The Laurent series about $0$ of $1/{z(e^z-1)}$ is
$$\frac{1}{z(e^z-1)}=\frac{1}{z^2}-\frac{1}{2z}+\sum_{n=2}^\infty\frac{B_n}{n!}z^{n-2}$$
When we integrate this we have
$$\int\frac{1}{z(e^z-1)}dz=-\frac{1}{z}-\frac{\ln{|z|}}{2}+\sum_{n=2}^\infty\frac{B_n}{n!(n-1)}z^{n-1}+C$$
Something interesting happens when we subtract the expansion from the definite integral form. It equals a constant.
$$C_0=\int_\infty^x\frac{1}{z(e^z-1)}dz-\left(-\frac{1}{x}-\frac{\ln{|x|}}{2}+\sum_{n=2}^\infty\frac{B_n}{n!(n-1)}x^{n-1}\right)$$
Unfortunately the series is only defined on $0\lt x\lt 2\pi$.
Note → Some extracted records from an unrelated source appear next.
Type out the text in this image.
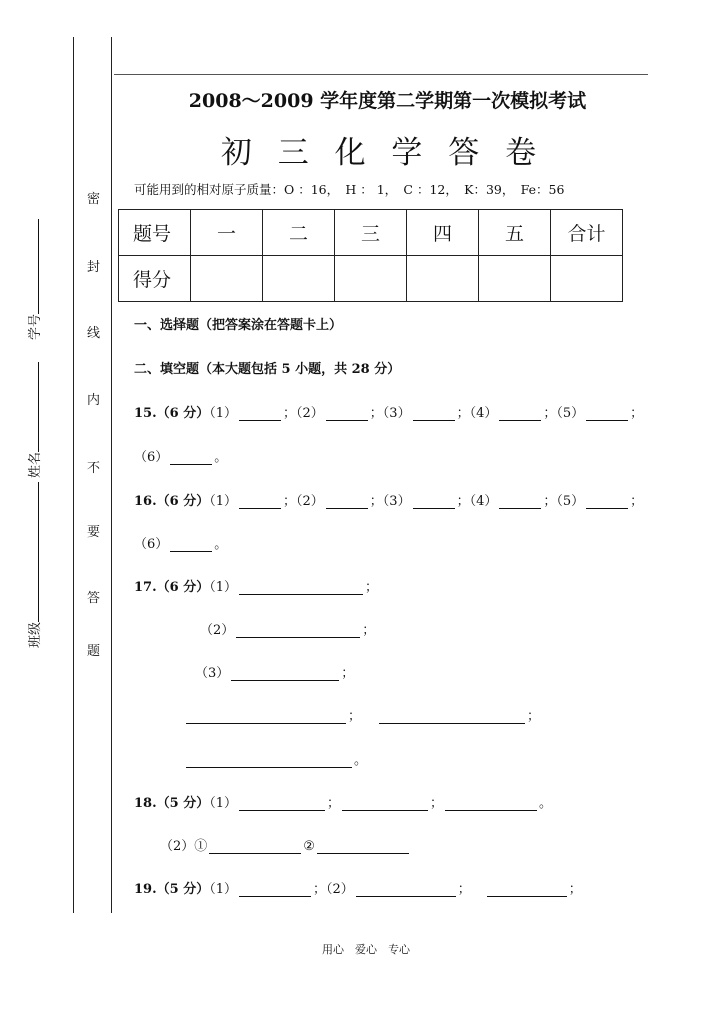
学号
姓名
班级
密
封
线
内
不
要
答
题
2008～2009 学年度第二学期第一次模拟考试
初 三 化 学 答 卷
可能用到的相对原子质量：O ：16，　H ： 1，　C ：12，　K：39，　Fe：56
题号	一	二	三	四	五	合计
得分						
一、选择题（把答案涂在答题卡上）
二、填空题（本大题包括 5 小题，共 28 分）
15.（6 分）（1）	；（2）	；（3）	；（4）	；（5）	；
（6）	。
16.（6 分）（1）	；（2）	；（3）	；（4）	；（5）	；
（6）	。
17.（6 分）（1）	；
（2）	；
（3）	；
；	；
。
18.（5 分）（1）	；	；	。
（2）①	②
19.（5 分）（1）	；（2）	；	；
用心　爱心　专心
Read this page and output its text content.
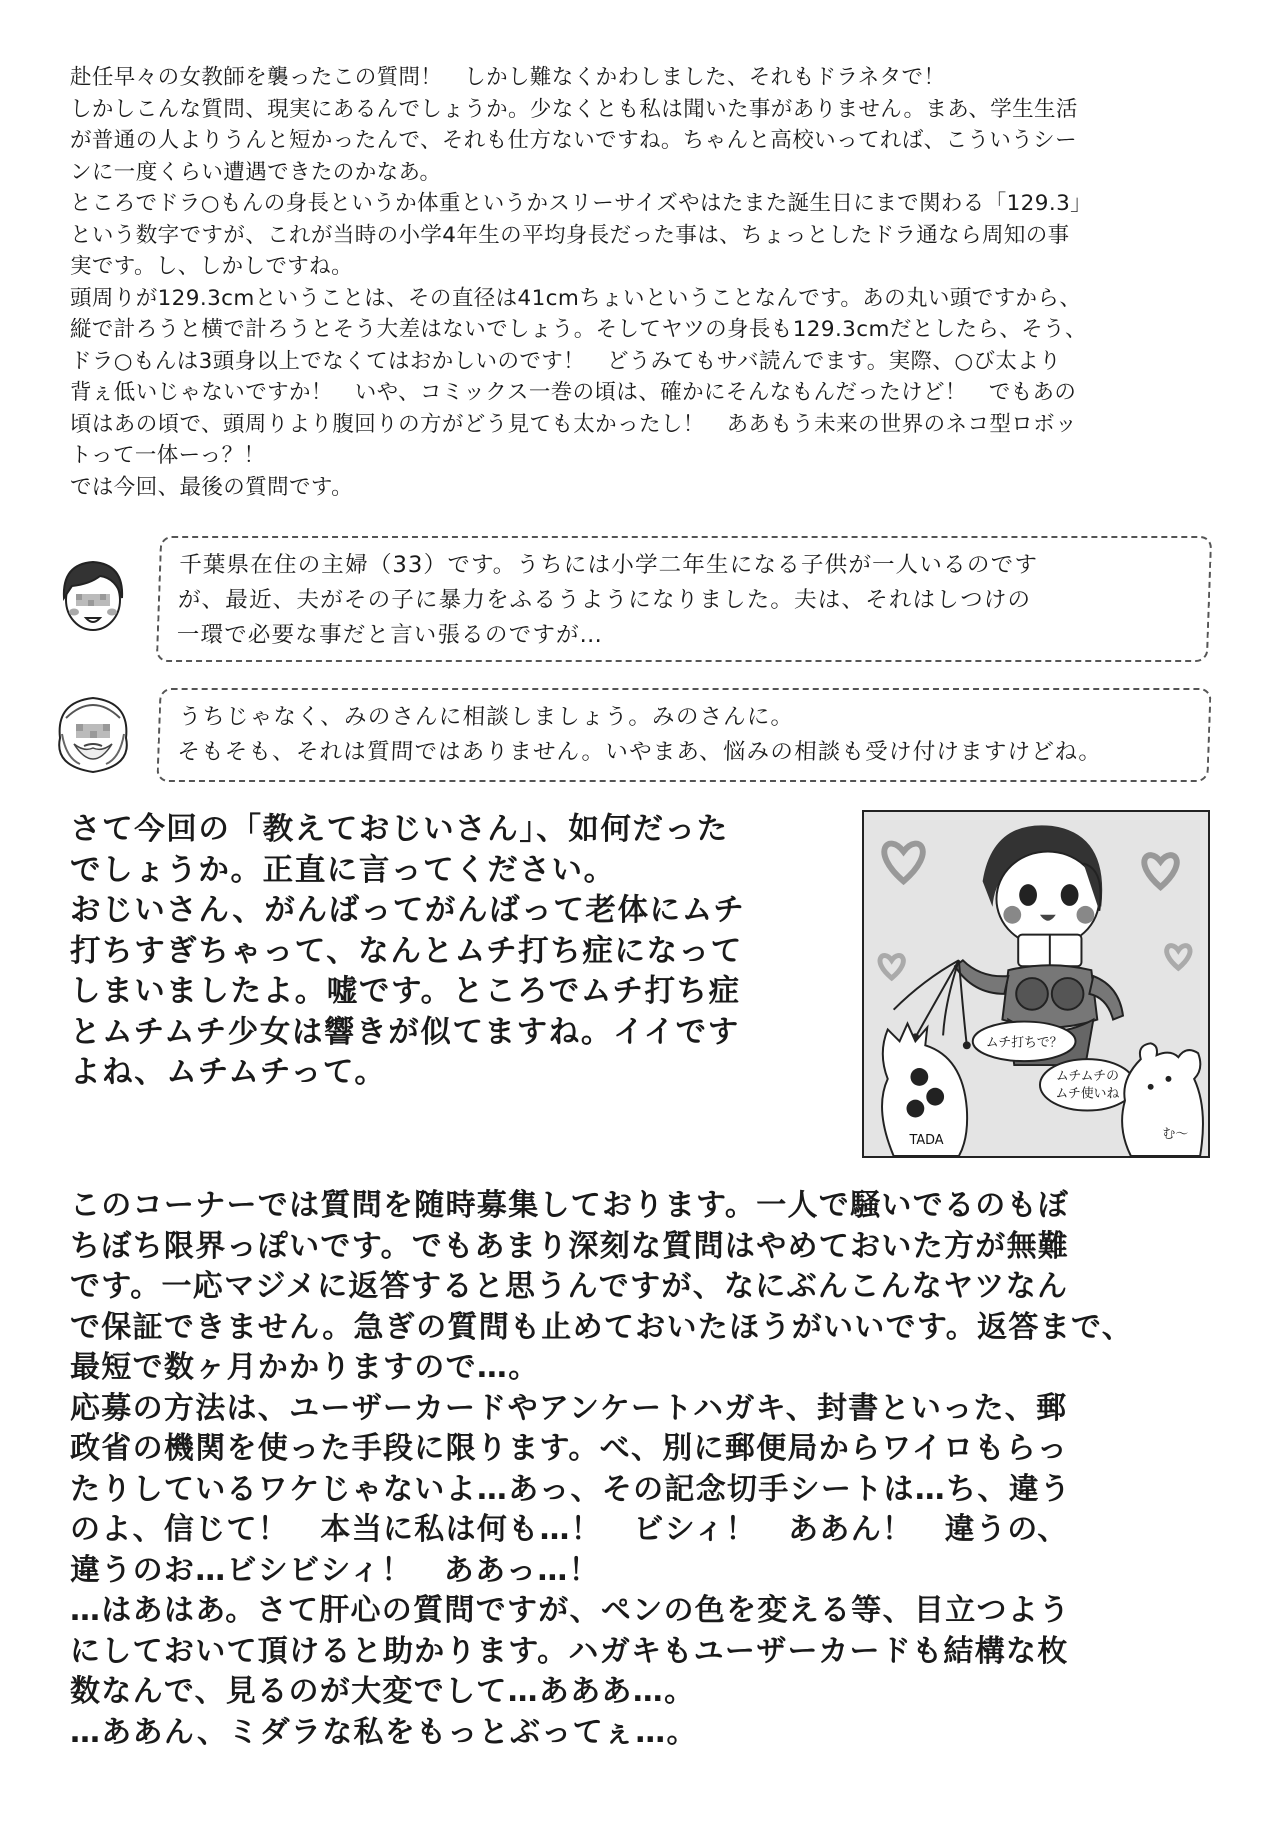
赴任早々の女教師を襲ったこの質問！　しかし難なくかわしました、それもドラネタで！

しかしこんな質問、現実にあるんでしょうか。少なくとも私は聞いた事がありません。まあ、学生生活

が普通の人よりうんと短かったんで、それも仕方ないですね。ちゃんと高校いってれば、こういうシー

ンに一度くらい遭遇できたのかなあ。

ところでドラ○もんの身長というか体重というかスリーサイズやはたまた誕生日にまで関わる「129.3」

という数字ですが、これが当時の小学4年生の平均身長だった事は、ちょっとしたドラ通なら周知の事

実です。し、しかしですね。

頭周りが129.3cmということは、その直径は41cmちょいということなんです。あの丸い頭ですから、

縦で計ろうと横で計ろうとそう大差はないでしょう。そしてヤツの身長も129.3cmだとしたら、そう、

ドラ○もんは3頭身以上でなくてはおかしいのです！　どうみてもサバ読んでます。実際、○び太より

背ぇ低いじゃないですか！　いや、コミックス一巻の頃は、確かにそんなもんだったけど！　でもあの

頃はあの頃で、頭周りより腹回りの方がどう見ても太かったし！　ああもう未来の世界のネコ型ロボッ

トって一体ーっ？！

では今回、最後の質問です。

千葉県在住の主婦（33）です。うちには小学二年生になる子供が一人いるのです

が、最近、夫がその子に暴力をふるうようになりました。夫は、それはしつけの

一環で必要な事だと言い張るのですが…

うちじゃなく、みのさんに相談しましょう。みのさんに。

そもそも、それは質問ではありません。いやまあ、悩みの相談も受け付けますけどね。

さて今回の「教えておじいさん」、如何だった

でしょうか。正直に言ってください。

おじいさん、がんばってがんばって老体にムチ

打ちすぎちゃって、なんとムチ打ち症になって

しまいましたよ。嘘です。ところでムチ打ち症

とムチムチ少女は響きが似てますね。イイです

よね、ムチムチって。

ムチ打ちで？
ムチムチの
ムチ使いね
TADA	む～

このコーナーでは質問を随時募集しております。一人で騒いでるのもぼ

ちぼち限界っぽいです。でもあまり深刻な質問はやめておいた方が無難

です。一応マジメに返答すると思うんですが、なにぶんこんなヤツなん

で保証できません。急ぎの質問も止めておいたほうがいいです。返答まで、

最短で数ヶ月かかりますので…。

応募の方法は、ユーザーカードやアンケートハガキ、封書といった、郵

政省の機関を使った手段に限ります。べ、別に郵便局からワイロもらっ

たりしているワケじゃないよ…あっ、その記念切手シートは…ち、違う

のよ、信じて！　本当に私は何も…！　ビシィ！　ああん！　違うの、

違うのお…ビシビシィ！　ああっ…！

…はあはあ。さて肝心の質問ですが、ペンの色を変える等、目立つよう

にしておいて頂けると助かります。ハガキもユーザーカードも結構な枚

数なんで、見るのが大変でして…あああ…。

…ああん、ミダラな私をもっとぶってぇ…。
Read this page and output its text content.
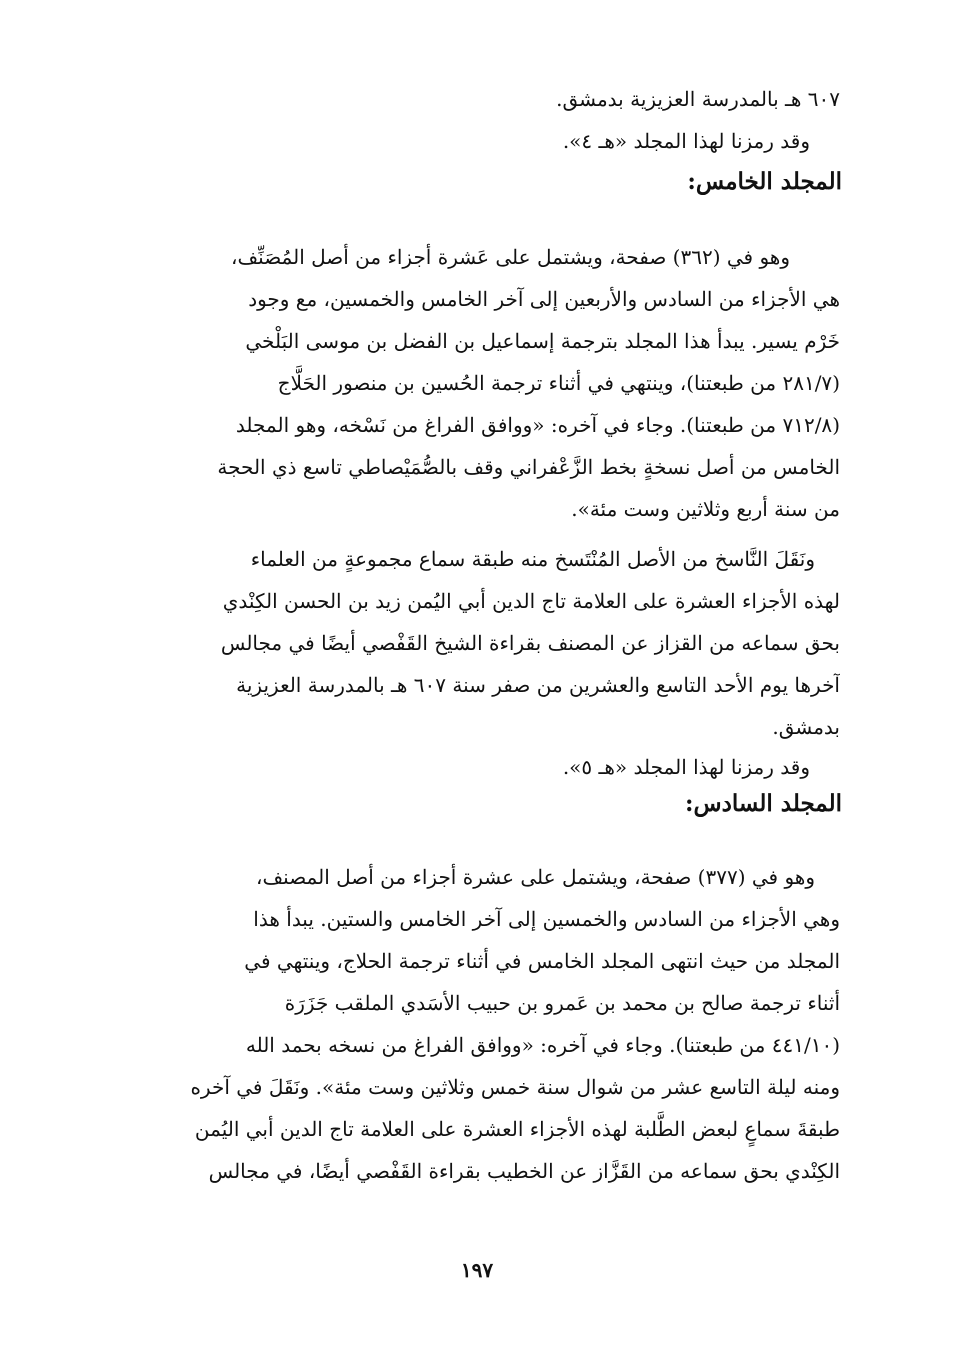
٦٠٧ هـ بالمدرسة العزيزية بدمشق.
وقد رمزنا لهذا المجلد «هـ ٤».
المجلد الخامس:
وهو في (٣٦٢) صفحة، ويشتمل على عَشرة أجزاء من أصل المُصَنِّف،
هي الأجزاء من السادس والأربعين إلى آخر الخامس والخمسين، مع وجود
خَرْم يسير. يبدأ هذا المجلد بترجمة إسماعيل بن الفضل بن موسى البَلْخي
(٢٨١/٧ من طبعتنا)، وينتهي في أثناء ترجمة الحُسين بن منصور الحَلَّاج
(٧١٢/٨ من طبعتنا). وجاء في آخره: «ووافق الفراغ من نَسْخه، وهو المجلد
الخامس من أصل نسخةٍ بخط الزَّعْفراني وقف بالصُّمَيْصاطي تاسع ذي الحجة
من سنة أربع وثلاثين وست مئة».
ونَقَلَ النَّاسخ من الأصل المُنْتَسخ منه طبقة سماع مجموعةٍ من العلماء
لهذه الأجزاء العشرة على العلامة تاج الدين أبي اليُمن زيد بن الحسن الكِنْدي
بحق سماعه من القزاز عن المصنف بقراءة الشيخ القَفْصي أيضًا في مجالس
آخرها يوم الأحد التاسع والعشرين من صفر سنة ٦٠٧ هـ بالمدرسة العزيزية
بدمشق.
وقد رمزنا لهذا المجلد «هـ ٥».
المجلد السادس:
وهو في (٣٧٧) صفحة، ويشتمل على عشرة أجزاء من أصل المصنف،
وهي الأجزاء من السادس والخمسين إلى آخر الخامس والستين. يبدأ هذا
المجلد من حيث انتهى المجلد الخامس في أثناء ترجمة الحلاج، وينتهي في
أثناء ترجمة صالح بن محمد بن عَمرو بن حبيب الأسَدي الملقب جَزَرَة
(٤٤١/١٠ من طبعتنا). وجاء في آخره: «ووافق الفراغ من نسخه بحمد الله
ومنه ليلة التاسع عشر من شوال سنة خمس وثلاثين وست مئة». ونَقَلَ في آخره
طبقةَ سماعٍ لبعض الطَّلبة لهذه الأجزاء العشرة على العلامة تاج الدين أبي اليُمن
الكِنْدي بحق سماعه من القَزَّاز عن الخطيب بقراءة القَفْصي أيضًا، في مجالس
١٩٧
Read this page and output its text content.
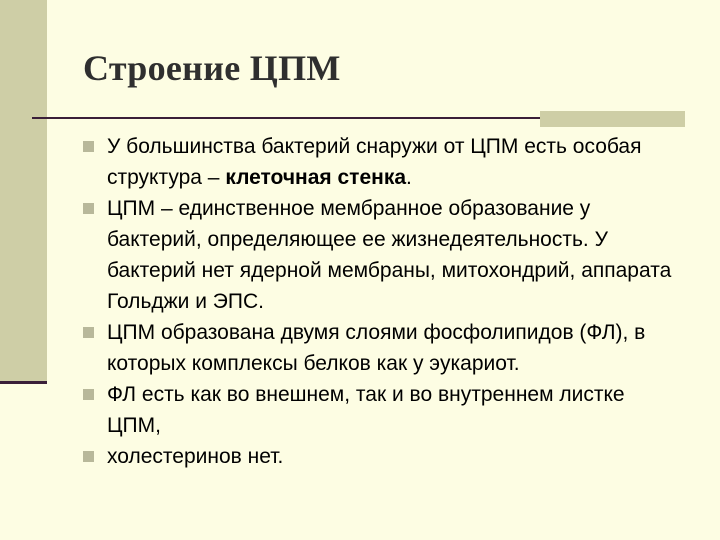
Строение ЦПМ
У большинства бактерий снаружи от ЦПМ есть особая структура – клеточная стенка.
ЦПМ – единственное мембранное образование у бактерий, определяющее ее жизнедеятельность. У бактерий нет ядерной мембраны, митохондрий, аппарата Гольджи и ЭПС.
ЦПМ образована двумя слоями фосфолипидов (ФЛ), в которых комплексы белков как у эукариот.
ФЛ есть как во внешнем, так и во внутреннем листке ЦПМ,
холестеринов нет.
What is the value of the constant $C_0$?
I thought about seeing if I can do the expansion about some other point $a$, so here's what I did
$$\begin{align}\frac{1}{z(e^z-1)}&=\frac{1}{a(z/a)(e^{a(z/a)}-1)}\\&=\sum_{n=0}^\infty\frac{B_n}{n!}a^{n-2}\left(\frac{z}{a}\right)^{n-2}\\&=\sum_{n=0}^\infty\frac{B_n}{n!}a^{n-k-2}\sum_{k=0}^\infty{n-2\choose{k}}\left(z-a\right)^k\\&=\sum_{k=0}^\infty c_k\left(z-a\right)^k\end{align}$$
Where
$$c_k=\sum_{n=0}^\infty\frac{B_n}{n!}{n-2\choose{k}}a^{n-k-2}$$
Using the Euler-Maclaurin summation formula with $f(x)=\frac{(-1)^k}{k!}\Gamma(k+1,-x)$ we get
$$c_k=\frac{\left(-1\right)^k}{a^{k+1}k!}\sum_{n=1}^\infty \Gamma\left(k+1,na\right)$$
So by integration we have
$$\int\frac{1}{z(e^z-1)}dz=\sum_{k=0}^\infty \frac{c_k}{k+1}\left(z-a\right)^{k+1}+C$$
Then
$$\int_\infty^x\frac{1}{z(e^z-1)}dz=\lim\limits_{a\to\infty}\sum_{k=0}^\infty \frac{c_k}{k+1}\left(x-a\right)^{k+1}$$
Then we can try subtracting the original series expression that is defined on $(0,2\pi)$ from this expression that is defined on $(0,\infty)$ for some $x\in (0,2\pi)$.